Motivación: Cómo desmotivar a alguien sin darte
cuenta
Recomendado
para padres. Y es que sin darnos cuenta podemos influir más de lo que
pensamos en la motivación de otras personas. Nuestras palabras y cómo
reaccionemos a lo que nos están contando o estamos viendo tienen poder en los
demás. Del mismo modo que la opinión de los demás nos afecta y puede mermar o
aumentar nuestra motivación y nuestras ganas de actuar.

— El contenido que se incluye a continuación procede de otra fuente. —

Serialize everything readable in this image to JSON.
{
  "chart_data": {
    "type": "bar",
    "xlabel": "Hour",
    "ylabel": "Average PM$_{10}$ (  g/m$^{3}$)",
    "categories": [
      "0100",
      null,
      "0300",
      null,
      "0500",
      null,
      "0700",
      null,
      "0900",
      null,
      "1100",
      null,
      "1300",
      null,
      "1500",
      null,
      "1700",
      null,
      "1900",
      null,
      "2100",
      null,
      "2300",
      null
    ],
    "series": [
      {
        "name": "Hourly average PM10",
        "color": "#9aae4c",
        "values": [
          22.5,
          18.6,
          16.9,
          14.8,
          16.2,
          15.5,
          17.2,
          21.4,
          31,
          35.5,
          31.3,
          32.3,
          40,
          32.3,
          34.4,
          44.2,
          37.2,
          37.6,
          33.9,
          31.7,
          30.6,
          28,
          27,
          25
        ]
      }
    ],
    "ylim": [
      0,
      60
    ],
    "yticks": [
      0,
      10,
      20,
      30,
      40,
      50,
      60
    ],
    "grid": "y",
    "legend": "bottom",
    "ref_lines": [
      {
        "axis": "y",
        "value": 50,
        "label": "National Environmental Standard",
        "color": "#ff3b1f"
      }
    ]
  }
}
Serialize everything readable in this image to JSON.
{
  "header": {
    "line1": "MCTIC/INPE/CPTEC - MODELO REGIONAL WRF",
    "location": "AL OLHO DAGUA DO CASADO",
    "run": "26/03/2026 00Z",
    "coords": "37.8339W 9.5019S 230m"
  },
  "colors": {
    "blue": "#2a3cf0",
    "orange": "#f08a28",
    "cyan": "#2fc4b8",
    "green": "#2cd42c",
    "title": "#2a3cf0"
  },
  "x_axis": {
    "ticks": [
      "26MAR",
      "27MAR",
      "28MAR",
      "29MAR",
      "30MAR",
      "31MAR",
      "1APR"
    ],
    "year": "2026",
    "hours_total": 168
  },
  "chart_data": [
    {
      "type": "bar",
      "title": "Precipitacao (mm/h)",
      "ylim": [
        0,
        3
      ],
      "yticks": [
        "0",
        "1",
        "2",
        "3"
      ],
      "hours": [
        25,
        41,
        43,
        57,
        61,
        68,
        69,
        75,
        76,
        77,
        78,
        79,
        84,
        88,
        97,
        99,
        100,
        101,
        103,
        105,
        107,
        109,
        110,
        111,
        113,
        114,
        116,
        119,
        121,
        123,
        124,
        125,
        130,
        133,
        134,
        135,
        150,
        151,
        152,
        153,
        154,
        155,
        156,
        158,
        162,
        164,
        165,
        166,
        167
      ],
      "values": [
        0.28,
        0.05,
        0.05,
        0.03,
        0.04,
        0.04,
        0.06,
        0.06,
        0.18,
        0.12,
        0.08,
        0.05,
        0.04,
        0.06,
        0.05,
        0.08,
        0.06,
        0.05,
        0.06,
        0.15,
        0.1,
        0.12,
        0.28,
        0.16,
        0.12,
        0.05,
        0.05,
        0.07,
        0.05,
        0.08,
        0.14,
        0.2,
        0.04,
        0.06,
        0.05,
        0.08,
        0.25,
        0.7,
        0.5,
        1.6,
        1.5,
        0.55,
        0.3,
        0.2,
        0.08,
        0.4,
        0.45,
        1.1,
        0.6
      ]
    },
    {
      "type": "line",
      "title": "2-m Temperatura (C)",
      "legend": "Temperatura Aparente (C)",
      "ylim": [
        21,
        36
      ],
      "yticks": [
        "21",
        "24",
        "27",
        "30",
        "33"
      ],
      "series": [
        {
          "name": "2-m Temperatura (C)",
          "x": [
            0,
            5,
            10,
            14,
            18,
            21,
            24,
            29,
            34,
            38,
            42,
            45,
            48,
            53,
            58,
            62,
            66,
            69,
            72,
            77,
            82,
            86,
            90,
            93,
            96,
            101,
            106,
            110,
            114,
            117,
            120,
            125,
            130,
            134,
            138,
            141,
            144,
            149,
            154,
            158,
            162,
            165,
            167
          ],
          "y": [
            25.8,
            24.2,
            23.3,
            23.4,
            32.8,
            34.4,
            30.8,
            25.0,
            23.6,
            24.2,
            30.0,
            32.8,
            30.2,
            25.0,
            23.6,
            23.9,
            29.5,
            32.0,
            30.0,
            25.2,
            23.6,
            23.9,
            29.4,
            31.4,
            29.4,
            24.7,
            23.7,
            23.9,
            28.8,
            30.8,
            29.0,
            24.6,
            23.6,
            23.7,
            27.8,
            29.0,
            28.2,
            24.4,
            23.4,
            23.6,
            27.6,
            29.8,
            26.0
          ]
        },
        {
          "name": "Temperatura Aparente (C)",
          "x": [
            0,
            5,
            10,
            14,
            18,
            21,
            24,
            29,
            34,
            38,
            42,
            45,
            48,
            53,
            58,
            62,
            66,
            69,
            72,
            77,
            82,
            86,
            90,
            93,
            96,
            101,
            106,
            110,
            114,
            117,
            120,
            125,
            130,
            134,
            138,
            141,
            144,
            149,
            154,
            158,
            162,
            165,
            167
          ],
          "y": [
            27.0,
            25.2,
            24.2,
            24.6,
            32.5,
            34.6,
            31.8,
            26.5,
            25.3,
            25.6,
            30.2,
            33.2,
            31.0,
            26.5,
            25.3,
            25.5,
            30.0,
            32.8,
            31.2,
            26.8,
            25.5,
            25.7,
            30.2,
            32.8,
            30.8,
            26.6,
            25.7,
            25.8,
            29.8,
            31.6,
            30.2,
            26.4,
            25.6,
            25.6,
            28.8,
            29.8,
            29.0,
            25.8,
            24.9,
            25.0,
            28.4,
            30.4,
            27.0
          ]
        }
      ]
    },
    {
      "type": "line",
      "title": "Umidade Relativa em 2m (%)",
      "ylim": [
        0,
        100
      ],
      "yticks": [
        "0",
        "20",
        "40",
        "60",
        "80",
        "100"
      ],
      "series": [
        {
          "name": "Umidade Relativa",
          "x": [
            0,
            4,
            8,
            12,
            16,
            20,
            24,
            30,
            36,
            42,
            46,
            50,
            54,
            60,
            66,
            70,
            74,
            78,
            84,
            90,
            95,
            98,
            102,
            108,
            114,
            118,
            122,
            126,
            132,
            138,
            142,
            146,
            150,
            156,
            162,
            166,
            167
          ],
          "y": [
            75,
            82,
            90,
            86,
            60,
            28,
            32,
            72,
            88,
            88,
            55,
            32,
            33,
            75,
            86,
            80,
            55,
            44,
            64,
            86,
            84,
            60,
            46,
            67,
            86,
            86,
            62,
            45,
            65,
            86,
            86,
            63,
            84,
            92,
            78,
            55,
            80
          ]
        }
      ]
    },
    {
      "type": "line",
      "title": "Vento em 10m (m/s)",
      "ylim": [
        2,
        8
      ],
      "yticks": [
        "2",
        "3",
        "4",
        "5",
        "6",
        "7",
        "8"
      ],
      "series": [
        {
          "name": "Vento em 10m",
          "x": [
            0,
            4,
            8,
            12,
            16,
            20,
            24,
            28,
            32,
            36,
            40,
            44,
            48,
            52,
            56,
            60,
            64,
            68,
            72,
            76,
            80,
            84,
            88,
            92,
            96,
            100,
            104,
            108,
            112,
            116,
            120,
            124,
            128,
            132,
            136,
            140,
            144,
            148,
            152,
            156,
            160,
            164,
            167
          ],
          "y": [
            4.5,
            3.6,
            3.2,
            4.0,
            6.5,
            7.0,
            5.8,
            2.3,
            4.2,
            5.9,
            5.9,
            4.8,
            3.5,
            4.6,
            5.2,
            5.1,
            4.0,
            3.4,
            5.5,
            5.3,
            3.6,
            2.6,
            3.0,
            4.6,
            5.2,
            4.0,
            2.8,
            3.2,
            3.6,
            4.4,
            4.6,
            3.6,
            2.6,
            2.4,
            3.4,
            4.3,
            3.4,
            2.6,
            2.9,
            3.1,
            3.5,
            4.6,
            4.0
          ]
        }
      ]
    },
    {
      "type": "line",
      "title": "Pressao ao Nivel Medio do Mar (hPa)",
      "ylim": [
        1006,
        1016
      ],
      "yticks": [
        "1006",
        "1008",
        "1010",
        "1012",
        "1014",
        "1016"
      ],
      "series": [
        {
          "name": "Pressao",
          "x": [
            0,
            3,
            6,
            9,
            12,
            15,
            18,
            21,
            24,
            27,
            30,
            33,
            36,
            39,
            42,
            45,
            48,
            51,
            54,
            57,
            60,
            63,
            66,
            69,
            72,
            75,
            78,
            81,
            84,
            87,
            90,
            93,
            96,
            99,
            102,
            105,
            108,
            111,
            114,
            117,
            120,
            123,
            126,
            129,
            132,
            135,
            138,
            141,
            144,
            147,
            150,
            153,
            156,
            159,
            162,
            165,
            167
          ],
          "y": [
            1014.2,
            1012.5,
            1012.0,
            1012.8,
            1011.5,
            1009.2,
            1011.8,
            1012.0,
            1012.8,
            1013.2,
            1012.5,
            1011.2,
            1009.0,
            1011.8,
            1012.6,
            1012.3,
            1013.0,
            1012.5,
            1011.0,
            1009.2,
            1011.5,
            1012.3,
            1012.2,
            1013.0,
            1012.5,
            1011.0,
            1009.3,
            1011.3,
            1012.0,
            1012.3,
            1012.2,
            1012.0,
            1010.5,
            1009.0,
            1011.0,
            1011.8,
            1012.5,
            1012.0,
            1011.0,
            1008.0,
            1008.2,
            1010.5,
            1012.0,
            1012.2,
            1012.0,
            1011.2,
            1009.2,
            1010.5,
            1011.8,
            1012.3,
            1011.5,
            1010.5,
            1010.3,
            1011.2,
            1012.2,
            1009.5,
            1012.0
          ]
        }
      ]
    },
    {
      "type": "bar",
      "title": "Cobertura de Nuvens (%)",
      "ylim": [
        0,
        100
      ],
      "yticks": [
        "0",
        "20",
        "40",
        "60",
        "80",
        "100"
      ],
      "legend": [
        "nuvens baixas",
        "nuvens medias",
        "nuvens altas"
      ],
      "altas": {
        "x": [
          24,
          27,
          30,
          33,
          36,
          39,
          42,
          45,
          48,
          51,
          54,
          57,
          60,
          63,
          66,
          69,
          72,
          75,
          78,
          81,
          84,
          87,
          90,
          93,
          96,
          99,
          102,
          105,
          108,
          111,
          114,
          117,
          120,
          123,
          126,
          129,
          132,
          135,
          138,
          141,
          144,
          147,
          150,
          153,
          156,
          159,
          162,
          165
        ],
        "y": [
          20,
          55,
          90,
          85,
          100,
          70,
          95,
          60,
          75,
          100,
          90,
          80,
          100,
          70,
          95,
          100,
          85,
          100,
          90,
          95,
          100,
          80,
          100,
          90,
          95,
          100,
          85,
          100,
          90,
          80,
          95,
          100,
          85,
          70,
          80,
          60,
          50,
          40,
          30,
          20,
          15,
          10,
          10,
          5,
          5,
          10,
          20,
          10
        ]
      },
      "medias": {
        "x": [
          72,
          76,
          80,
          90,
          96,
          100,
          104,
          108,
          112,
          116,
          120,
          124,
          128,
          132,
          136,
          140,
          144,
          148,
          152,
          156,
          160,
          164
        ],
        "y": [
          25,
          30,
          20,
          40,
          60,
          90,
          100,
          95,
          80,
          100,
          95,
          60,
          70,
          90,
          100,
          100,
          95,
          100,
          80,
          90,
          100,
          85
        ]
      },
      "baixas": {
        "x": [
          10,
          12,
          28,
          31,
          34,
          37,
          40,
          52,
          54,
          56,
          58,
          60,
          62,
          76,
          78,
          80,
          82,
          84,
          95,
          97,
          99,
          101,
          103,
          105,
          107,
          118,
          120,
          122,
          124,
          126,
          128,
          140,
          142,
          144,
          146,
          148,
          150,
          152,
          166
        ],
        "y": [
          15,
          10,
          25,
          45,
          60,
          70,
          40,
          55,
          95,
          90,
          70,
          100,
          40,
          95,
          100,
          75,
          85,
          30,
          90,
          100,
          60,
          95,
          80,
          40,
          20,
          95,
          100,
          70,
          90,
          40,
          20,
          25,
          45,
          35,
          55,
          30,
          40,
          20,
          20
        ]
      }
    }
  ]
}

En este caso estaremos retomando los conceptos de motivación intrínseca y
extrínseca sobre los que os hemos hablado en el pasado, si no os viene a la
mente ahora, no dudéis en pasaros por ‘La motivación intrínseca y la motivación
extrínseca’ para saber más.
En este caso, quiero que nos centremos en
una idea únicamente que quizá venga bien a aquellos padres y madres que
estén intentando apoyar a sus hijos en algún comportamiento en especial.
Y es que en ocasiones buscando reforzar un comportamiento positivo que ya se
está llevando a cabo, acabamos por hacer que esa motivación que tenía por sí
mismo, acabe desapareciendo y dejando de tener un interés personal. Cuando una
persona tiene una motivación intrínseca, es decir, que se siente motivado o
motivada para realizar algún comportamiento por sí mismo sin necesidad de ningún
motivo externo, lo adecuado es reforzarlo sutilmente. El refuerzo positivo ayuda
a anclar los comportamientos, pero es algo con lo que hay que tener cuidado
también.
¿Porqué podemos disminuir la motivación de
alguien por querer premiarle?
El motivo de que esto suceda es sencillo. En un principio, si se da una
motivación intrínseca, el individuo no necesita premios
externos para sentir interés hacia una tarea. Pero si es consciente de que si
sigue realizando esa tarea va a ser premiado con alguna cosa, entonces esa
motivación empezará a estar ligada también a aspectos externos, pudiendo llegar
a enfocarse más en el premio externo y que esta recompensa bien intencionada
acabe por hacer que el entusiasmo inicial se apague una vez que la recompensa
desaparezca o deje de sentirse como tal.
Llegado ese momento, puede suceder que, si el “extra” ha tenido
suficiente influencia, acabe dejando de ser un interés legítimo y se
convierta en algo dependiente de otros factores y que a la larga, pueda
desaparecer con más facilidad que de no haber sido reforzada con
premios.
Como siempre, la clave está en la medida. Un refuerzo positivo como un elogio
o una “palmadita en la espalda” ayuda a mantener dichos comportamientos
adecuados y a mantener la motivación intrínseca sin perjudicarla. Y también los
refuerzos físicos, claro, pero sin caer en el error de convertirlos en algo
frecuente que se convierta en una costumbre y sin ser una recompensa que pueda
acabar siendo un objetivo a alcanzar.